Zur Gesichtswahrung des einen wie der anderen rief der Großherzog von Baden bei der Proklamation „Kaiser Wilhelm“ ohne Angabe des Bezugsrahmens aus. Seine kaiserliche Majestät ließ die Huldigung der Versammelten über sich ergehen, würdigte aber Bismarck, seinen Ministerpräsidenten, voller Zorn keines Blickes. Da ohne dessen diplomatisches Wirken die Reichsgründung damals kaum zustande gekommen wäre, fand sich der preußische König jedoch schließlich damit ab, dass er nicht Kaiser von Deutschland geworden war, und verkündete, dass er bereit wäre, „die deutsche Kaiserwürde anzunehmen“, nachdem „die deutschen Fürsten und freien Städte den einmüthigen Ruf an Uns gerichtet haben, mit Herstellung des deutschen Reichs die seit mehr denn 60 Jahren ruhende Kaiserwürde zu erneuern und zu übernehmen…“.

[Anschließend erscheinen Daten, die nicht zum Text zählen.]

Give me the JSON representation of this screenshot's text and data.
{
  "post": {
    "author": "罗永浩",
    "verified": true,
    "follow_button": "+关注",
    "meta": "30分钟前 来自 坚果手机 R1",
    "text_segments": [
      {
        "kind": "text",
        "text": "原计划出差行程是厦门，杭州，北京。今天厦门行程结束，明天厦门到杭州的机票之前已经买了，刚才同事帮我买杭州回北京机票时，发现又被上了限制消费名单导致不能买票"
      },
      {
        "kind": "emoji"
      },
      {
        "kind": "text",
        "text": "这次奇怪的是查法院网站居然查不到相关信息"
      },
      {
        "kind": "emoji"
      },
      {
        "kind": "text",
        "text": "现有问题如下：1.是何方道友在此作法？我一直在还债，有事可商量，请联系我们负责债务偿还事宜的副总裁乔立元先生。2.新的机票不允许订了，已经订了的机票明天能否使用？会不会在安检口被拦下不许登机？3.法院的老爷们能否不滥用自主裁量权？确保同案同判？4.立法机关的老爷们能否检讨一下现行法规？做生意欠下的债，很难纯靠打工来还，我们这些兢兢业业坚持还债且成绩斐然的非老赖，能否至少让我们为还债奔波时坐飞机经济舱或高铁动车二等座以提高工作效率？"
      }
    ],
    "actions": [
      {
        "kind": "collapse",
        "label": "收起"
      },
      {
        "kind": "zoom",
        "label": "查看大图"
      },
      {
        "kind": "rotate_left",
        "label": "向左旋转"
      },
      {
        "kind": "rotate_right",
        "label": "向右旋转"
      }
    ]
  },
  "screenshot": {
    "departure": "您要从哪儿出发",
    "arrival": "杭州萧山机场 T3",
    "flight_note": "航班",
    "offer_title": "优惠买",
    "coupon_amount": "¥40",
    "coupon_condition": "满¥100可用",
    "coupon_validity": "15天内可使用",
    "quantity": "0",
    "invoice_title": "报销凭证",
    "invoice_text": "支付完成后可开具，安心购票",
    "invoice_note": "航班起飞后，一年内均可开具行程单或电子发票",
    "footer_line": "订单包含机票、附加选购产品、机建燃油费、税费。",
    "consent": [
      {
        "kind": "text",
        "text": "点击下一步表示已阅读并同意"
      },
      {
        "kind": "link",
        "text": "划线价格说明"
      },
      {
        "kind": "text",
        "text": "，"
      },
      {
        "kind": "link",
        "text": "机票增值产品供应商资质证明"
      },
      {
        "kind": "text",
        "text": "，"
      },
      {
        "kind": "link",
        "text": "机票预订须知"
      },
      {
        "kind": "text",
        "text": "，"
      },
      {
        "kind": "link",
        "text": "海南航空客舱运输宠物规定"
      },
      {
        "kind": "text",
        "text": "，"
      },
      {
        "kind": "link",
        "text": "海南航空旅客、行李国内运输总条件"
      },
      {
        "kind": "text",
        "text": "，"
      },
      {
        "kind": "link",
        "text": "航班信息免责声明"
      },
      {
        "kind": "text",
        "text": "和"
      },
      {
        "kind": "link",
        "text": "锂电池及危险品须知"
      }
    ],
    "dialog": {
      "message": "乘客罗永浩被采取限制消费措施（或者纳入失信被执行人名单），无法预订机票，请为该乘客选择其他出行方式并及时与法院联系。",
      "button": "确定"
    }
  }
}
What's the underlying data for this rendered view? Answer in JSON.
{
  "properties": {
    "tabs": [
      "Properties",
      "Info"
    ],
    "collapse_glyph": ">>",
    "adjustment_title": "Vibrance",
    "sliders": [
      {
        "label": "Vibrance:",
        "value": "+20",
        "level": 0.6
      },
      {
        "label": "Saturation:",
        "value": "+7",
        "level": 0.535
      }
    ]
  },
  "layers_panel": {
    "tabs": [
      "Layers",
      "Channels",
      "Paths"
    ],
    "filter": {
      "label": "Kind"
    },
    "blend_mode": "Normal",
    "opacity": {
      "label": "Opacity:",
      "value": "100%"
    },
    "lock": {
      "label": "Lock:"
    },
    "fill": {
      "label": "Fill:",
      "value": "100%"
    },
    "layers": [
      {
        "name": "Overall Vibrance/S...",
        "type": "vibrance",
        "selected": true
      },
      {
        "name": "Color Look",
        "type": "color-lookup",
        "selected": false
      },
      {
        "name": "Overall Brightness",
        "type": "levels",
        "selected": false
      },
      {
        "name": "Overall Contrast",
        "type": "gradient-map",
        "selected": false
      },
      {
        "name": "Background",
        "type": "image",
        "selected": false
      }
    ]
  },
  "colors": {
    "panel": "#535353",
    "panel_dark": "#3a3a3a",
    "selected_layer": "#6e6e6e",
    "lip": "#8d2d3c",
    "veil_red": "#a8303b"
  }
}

Untergang des Heiligen Römischen Reiches deutscher Nation

Wenn Wilhelm I. hier von Erneuerung der seit über 60 Jahren ruhenden Kaiserwürde sprach, dachte er daran, dass der letzte Kaiser des „Heiligen Römischen Reiches deutscher Nation“ 1806 auf diese Amtswürde verzichtet hatte und sich nur noch Kaiser von Österreich nannte. Franz I. zog damit die Konsequenz aus den veränderten Verhältnissen: Hatte er als römischer Kaiser deutscher Nation schon vorher ohne seine österreichische Hausmacht kaum politisches Gewicht gehabt, war die alte Kaiserwürde bedeutungslos geworden, seitdem die Franzosen unter Napoleon die Vorherrschaft in Deutschland gewonnen und die deutschen Fürstentümer – außer Österreich und Preußen – mit dem Eintritt in den Rheinbund in ein Abhängigkeitsverhältnis zu Frankreich Seite gebracht hatten (1803/1806).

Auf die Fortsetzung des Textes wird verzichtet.